"Die Regierung hat uns vergessen"

Caritas versorgt Erdbebenopfer in entlegenen Dörfern

Wien (OTS) - Menschen in entlegenen Dörfern im Erdbebengebiet leiden momentan am meisten, da sie kaum von der indischen Regierung und Hilfsorganisationen beachtet werden.
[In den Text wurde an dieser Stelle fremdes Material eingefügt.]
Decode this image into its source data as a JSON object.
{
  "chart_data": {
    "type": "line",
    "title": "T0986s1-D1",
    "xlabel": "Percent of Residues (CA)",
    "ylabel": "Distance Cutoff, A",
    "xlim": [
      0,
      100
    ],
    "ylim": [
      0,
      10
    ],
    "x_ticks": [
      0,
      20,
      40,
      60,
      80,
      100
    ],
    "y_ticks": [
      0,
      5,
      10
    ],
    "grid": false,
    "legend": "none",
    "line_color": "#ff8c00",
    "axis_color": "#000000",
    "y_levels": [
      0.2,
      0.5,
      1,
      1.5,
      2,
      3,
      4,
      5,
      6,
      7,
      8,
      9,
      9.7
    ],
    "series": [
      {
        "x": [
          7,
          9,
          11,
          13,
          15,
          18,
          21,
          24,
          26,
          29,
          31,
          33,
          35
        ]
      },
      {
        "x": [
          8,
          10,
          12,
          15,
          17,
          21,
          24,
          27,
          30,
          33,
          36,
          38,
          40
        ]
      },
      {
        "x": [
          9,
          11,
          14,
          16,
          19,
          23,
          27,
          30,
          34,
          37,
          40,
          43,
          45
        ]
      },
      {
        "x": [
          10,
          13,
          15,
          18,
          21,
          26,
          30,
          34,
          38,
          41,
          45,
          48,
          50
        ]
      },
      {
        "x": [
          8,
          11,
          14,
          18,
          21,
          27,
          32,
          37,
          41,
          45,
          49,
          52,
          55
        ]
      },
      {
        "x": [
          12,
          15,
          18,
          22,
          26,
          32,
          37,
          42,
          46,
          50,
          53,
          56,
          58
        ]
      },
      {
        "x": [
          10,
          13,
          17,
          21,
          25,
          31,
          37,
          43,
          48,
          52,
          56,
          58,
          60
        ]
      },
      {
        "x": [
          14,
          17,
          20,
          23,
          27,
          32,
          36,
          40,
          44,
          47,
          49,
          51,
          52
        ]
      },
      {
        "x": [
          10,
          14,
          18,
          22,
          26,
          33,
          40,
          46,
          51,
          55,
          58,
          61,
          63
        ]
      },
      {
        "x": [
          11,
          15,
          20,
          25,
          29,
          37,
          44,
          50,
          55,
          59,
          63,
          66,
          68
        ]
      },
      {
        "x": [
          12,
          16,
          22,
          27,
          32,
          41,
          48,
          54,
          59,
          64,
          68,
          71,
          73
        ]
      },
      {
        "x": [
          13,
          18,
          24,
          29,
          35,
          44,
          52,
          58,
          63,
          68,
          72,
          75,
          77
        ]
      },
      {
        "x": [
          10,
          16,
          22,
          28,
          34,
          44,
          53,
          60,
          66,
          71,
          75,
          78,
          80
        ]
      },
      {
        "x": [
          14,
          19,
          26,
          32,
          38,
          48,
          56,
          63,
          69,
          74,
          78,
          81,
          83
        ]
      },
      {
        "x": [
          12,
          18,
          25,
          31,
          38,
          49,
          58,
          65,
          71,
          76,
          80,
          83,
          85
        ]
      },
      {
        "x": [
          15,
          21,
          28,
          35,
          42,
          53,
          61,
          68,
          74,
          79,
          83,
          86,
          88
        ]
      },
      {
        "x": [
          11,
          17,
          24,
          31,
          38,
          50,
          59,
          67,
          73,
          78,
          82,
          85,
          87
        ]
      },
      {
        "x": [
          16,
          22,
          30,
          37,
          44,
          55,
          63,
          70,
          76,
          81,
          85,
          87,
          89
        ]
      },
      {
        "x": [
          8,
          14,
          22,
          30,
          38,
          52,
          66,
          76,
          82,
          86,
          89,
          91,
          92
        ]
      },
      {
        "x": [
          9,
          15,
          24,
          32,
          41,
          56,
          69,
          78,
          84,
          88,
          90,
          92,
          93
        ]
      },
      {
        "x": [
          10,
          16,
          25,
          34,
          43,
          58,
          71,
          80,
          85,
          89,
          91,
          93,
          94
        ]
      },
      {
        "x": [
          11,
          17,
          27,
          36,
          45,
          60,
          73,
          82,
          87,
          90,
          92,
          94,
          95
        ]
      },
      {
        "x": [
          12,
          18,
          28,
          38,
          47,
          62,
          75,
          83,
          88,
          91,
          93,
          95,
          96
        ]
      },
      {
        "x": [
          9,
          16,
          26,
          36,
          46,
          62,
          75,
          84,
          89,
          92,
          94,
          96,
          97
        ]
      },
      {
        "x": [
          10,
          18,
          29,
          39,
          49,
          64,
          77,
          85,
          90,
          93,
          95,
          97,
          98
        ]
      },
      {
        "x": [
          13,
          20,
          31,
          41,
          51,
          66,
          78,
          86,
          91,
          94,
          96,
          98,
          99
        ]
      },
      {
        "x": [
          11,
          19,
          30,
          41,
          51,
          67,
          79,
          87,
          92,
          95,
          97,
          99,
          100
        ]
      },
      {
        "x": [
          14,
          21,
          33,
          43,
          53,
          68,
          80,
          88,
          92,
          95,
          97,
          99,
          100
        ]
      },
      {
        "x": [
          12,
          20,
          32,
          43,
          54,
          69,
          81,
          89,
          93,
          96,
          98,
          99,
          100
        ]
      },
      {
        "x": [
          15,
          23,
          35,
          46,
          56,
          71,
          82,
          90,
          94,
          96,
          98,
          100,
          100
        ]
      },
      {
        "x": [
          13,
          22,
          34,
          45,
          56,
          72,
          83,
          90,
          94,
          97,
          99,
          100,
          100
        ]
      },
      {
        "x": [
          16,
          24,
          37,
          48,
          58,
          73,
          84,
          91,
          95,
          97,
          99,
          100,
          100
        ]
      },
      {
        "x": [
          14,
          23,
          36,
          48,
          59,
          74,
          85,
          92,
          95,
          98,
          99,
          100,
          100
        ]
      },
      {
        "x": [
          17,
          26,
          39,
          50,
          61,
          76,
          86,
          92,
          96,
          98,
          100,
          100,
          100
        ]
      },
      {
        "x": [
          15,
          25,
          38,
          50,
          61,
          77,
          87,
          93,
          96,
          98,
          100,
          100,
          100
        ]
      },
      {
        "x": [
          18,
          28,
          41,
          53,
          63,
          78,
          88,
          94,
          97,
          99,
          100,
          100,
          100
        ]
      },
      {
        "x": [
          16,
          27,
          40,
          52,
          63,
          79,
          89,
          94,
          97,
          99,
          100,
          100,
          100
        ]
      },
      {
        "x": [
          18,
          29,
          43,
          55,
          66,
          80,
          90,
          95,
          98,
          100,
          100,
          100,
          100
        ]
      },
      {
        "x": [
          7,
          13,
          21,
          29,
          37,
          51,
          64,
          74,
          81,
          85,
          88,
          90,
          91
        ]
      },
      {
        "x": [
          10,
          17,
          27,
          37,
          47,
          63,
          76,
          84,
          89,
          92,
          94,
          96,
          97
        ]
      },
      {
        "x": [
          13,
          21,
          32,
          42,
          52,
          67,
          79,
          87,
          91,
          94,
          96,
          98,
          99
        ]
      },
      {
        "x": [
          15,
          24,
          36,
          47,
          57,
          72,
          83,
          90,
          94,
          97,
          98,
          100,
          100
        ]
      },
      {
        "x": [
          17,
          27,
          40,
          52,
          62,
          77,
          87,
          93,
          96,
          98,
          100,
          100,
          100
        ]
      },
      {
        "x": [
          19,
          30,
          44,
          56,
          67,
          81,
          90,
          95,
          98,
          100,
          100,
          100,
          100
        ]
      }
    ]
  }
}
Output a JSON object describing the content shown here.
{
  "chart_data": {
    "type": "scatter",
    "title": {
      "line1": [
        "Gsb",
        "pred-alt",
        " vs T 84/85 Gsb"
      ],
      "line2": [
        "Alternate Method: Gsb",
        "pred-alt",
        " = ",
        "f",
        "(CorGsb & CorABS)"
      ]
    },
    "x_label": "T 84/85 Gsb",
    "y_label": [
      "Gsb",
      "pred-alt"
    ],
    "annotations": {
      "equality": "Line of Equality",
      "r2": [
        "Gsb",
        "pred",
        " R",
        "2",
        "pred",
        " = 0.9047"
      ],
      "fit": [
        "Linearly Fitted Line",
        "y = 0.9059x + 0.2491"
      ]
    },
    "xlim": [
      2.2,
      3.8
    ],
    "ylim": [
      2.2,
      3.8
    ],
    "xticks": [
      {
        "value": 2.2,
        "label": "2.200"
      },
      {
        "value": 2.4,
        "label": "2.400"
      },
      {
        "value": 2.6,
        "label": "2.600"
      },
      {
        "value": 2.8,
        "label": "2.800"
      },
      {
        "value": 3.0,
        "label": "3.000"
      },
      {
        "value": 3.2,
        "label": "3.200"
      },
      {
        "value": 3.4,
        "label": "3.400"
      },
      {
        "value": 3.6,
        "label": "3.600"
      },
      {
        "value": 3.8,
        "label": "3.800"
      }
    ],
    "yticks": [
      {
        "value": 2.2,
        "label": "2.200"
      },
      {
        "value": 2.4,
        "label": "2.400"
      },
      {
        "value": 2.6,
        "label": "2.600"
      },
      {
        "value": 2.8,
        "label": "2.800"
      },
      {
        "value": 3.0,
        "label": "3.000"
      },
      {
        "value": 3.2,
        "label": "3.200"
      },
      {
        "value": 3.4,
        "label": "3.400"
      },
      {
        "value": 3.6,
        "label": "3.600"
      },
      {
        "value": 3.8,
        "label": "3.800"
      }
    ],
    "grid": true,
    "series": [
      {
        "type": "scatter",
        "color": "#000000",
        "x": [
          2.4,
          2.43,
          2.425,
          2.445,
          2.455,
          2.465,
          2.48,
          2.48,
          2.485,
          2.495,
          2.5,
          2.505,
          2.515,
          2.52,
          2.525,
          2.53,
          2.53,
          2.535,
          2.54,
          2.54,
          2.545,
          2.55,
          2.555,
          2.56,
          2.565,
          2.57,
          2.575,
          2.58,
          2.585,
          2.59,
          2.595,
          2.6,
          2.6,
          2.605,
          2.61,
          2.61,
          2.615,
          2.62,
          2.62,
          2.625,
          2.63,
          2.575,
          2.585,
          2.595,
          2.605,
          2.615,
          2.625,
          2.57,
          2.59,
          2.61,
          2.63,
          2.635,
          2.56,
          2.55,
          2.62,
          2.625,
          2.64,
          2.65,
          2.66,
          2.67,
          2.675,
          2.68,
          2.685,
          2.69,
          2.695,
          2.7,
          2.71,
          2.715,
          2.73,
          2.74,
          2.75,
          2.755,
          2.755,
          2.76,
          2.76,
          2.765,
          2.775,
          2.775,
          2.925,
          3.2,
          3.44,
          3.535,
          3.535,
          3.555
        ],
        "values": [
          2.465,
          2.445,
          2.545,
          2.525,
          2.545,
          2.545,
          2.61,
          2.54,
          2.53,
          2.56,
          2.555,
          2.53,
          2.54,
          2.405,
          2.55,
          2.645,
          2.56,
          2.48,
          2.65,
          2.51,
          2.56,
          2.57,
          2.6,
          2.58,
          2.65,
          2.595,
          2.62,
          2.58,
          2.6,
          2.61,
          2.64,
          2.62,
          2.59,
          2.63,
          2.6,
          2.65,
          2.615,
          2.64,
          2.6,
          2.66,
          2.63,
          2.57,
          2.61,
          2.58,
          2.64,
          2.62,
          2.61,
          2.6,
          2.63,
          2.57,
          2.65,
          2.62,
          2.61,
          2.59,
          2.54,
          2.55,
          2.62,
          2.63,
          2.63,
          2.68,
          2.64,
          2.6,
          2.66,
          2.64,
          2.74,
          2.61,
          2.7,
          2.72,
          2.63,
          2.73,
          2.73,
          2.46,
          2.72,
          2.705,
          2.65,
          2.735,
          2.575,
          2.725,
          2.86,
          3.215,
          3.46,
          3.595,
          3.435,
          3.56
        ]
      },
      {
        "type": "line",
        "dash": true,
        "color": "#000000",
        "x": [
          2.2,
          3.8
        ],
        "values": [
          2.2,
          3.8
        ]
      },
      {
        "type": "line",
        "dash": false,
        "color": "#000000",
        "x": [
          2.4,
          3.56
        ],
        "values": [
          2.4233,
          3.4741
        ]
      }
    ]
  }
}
Die Caritas konzentriert ihre Hilfe auf diese Gegenden. "Manche Dörfer sind dem Erdboden gleich", berichtet Friedrich Altenburg, Leiter der Caritas-Katastrophenhilfe, der am kommenden Sonntag wieder nach Wien zurückkehren wird. "Unsere Teams haben die Überlebenden in den letzten Tagen medizinisch erstversorgt, sie mit Decken und Planen ausgestattet und die Schwerverletzten ins nächste Krankenhaus gebracht. 100 abgeschiedene Dörfer haben Caritas-MitarbeiterInnen, darunter Ärzte und Krankenschwestern, bereits aufgesucht. "Viele dieser Dorfbewohner fühlen sich von der Regierung alleine gelassen. Sie sind verärgert und verzweifelt und brauchen dringend weitere Hilfe. Zelte, Planen, Decken und Kochtöpfe sind nach wie vor nicht genügend vorhanden."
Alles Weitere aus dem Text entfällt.